Visitatore abbandona drago d’acqua cinese al Parco Natura Viva

Immediata la segnalazione da parte dello staff ai Carabinieri Forestali e alla Asl locale, mentre le telecamere di sorveglianza del circuito interno non impiegheranno molto a restituire le immagini esatte di quello che è avvenuto e di chi ne sia stato l’autore: si tratta di un delitto penale, punibile con la reclusione fino a 1 anno in virtù dell’articolo 727. Camillo Sandri, veterinario e direttore tecnico del Parco Natura Viva di Bussolengo ha affermato:

“Il giovane rettile può avere tra uno e due anni e appartiene ad una specie di libera vendita. Era in buone condizioni e si trovava in una zona esattamente al di sotto della passerella dei visitatori, nei pressi della quale crediamo sia stato abbandonato. Un’ipotesi che potrà essere confermata dalle registrazioni interne. Poi, con le segnalazioni alle autorità abbiamo avviato anche la procedura veterinaria che nel caso dell’arrivo di ogni individuo dall’esterno, prevede isolamento e quarantena. Noi non possiamo sapere in che condizioni igienico-sanitarie sia stato tenuto e dobbiamo prevenire il caso che possa diventare veicolo di malattie per i nostri animali”.

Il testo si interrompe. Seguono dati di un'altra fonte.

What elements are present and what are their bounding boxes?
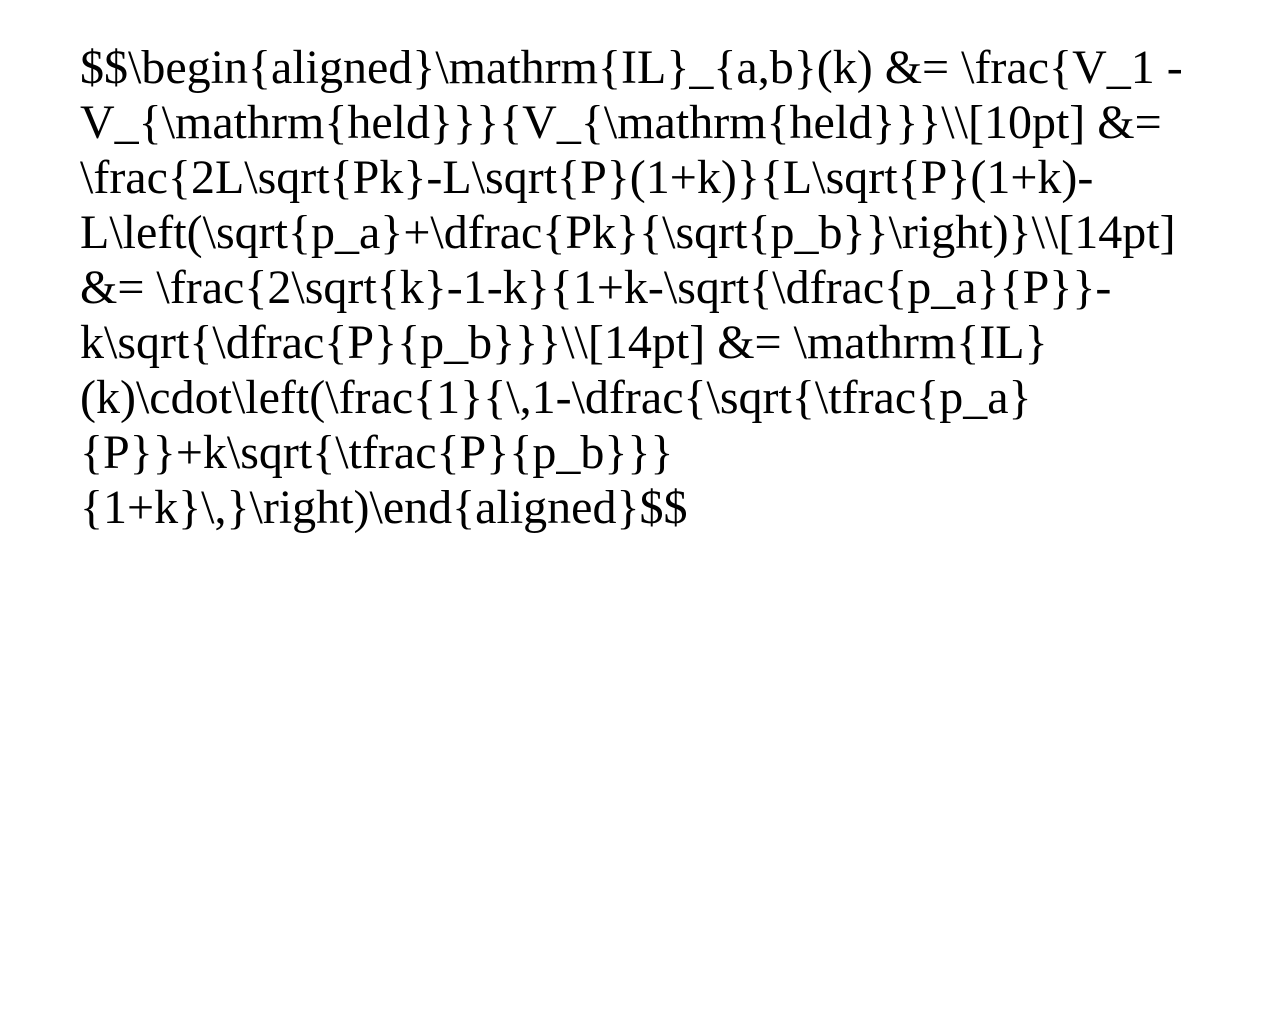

Minaccia alla biodiversità locale

Non si tratta dell’unico pericolo che l’abbandono di una specie come questa, originaria di Cina e Sud-est asiatico, possa provocare nell’ambiente in cui è forzatamente immesso. Sandri infatti ha spiegato:

“L’abbandono di 'specie aliene', cioè originarie di un altro habitat, in un ambiente naturale rappresenta la prima minaccia alla biodiversità locale. Un fenomeno che ha già mietuto illustri vittime ad esempio tra le testuggini europee (Emys orbicularis) assediate da quelle americane (Trachemys scripta), che hanno prolificato perché molto versatili, acquistate e poi abbandonate in stagni e parchi urbani”.

La gravità di questo gesto forse non è stata compresa dal suo autore, ma il Parco Natura Viva di Bussolengo si muoverà in tutte le sedi opportune.